Highlights & Insights¶
- 3DGS as persistent change memory: Embedding change parameters into 3DGS primitives allows multi-view change information to accumulate and propagate naturally in 3D space. This design is both elegant and effective, and is transferable to any task requiring temporal information fusion within 3DGS.
- Elegant SSF loss design: A two-term loss achieves end-to-end multi-modal cue fusion, multi-view consistency, and trivial-solution prevention — all without any manual annotation. The key insight is to let the loss function learn to fuse, rather than relying on hand-crafted aggregation rules.

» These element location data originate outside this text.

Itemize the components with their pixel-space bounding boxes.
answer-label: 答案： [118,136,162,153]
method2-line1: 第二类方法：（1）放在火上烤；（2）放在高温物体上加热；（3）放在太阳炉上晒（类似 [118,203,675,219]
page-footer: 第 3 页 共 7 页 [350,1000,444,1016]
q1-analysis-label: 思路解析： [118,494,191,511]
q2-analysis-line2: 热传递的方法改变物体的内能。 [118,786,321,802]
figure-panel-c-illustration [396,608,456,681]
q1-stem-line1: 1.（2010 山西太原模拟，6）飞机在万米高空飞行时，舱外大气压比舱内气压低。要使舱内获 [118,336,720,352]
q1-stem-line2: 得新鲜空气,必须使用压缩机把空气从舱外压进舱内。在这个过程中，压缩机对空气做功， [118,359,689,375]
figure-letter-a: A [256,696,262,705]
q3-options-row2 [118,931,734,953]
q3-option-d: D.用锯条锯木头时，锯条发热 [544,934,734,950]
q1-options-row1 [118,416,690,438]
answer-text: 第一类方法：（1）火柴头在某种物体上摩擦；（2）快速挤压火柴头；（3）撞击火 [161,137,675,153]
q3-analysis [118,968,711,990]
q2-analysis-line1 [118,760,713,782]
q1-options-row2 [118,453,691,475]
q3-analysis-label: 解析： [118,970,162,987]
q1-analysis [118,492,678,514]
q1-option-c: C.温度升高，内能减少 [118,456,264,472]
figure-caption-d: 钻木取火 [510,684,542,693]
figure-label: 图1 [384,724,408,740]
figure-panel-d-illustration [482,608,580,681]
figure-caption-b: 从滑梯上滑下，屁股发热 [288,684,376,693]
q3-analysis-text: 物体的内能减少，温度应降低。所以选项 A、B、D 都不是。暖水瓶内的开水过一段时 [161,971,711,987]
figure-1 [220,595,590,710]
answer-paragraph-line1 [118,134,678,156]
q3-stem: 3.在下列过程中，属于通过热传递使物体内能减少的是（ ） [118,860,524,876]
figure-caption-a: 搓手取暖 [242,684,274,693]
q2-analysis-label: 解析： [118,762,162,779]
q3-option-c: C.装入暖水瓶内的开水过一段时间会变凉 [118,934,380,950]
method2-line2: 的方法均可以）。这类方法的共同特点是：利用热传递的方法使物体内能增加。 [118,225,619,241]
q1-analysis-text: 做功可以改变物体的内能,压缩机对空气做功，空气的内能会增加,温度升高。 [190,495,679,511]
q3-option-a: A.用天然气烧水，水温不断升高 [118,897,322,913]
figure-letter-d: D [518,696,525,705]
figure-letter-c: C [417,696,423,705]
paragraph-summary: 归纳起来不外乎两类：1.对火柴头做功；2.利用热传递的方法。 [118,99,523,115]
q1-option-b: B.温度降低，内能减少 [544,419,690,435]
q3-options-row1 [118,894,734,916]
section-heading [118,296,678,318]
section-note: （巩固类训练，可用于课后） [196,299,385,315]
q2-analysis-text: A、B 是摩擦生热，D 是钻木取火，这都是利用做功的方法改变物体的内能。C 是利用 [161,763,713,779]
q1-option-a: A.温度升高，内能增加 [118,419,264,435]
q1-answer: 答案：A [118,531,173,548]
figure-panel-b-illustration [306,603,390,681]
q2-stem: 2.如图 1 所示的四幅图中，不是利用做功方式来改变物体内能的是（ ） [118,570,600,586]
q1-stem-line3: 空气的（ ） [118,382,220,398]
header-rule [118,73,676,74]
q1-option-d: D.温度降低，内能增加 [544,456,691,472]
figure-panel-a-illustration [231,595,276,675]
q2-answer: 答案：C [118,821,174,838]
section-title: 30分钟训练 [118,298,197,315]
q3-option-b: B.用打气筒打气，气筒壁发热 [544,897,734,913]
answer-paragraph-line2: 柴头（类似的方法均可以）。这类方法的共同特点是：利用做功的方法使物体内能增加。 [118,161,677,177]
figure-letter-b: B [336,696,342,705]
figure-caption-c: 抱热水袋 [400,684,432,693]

- Selective reconstruction and merging for scene update: Changed regions require only a small number of Gaussians to model, enabling rendering at >400 FPS and greatly accelerating optimization. This provides a practical solution for long-term scene monitoring.
Limitations & Future Work¶
- XFeat matching may fail under extreme appearance changes (e.g., seasonal variation), adversely affecting pose estimation.
- The current approach uses only SAM2-Tiny features as semantic cues; stronger vision foundation models may further improve detection accuracy.
- The scene update strategy assumes changes within a single inspection are static, making it unsuitable for continuously dynamic scenes.
- Detection of small-object-level changes remains an area for further improvement.
Related Work & Insights¶
- vs. MV3DCD: The most direct competitor. MV3DCD fuses cues via hard thresholds and intersection heuristics; this work replaces that with a learnable SSF loss, improving mIoU by approximately 15%, with the online variant also surpassing MV3DCD's offline performance.
- vs. SplatPose/SplatPose+: These methods optimize camera pose directly against the 3DGS representation, resulting in very low throughput (<1 FPS). The proposed PnP-based approach operates at \(O(1)\) complexity with no drift accumulation.
- vs. CL-Splats/GaussianUpdate: Competing approaches for scene updating that require substantially longer training times. The proposed selective reconstruction strategy is simpler and more efficient.
Rating¶
- Novelty: ⭐⭐⭐⭐⭐ First method integrating online inference, pose-agnosticism, label-free operation, and multi-view consistency for SCD.
- Experimental Thoroughness: ⭐⭐⭐⭐⭐ Comprehensive comparisons against online and offline baselines, detailed ablations, and thorough speed analysis.
- Writing Quality: ⭐⭐⭐⭐⭐ Clear logical structure, rich figures and tables, with explicit problem–solution correspondence throughout.
- Value: ⭐⭐⭐⭐⭐ Directly applicable to robotic inspection and long-term scene monitoring scenarios.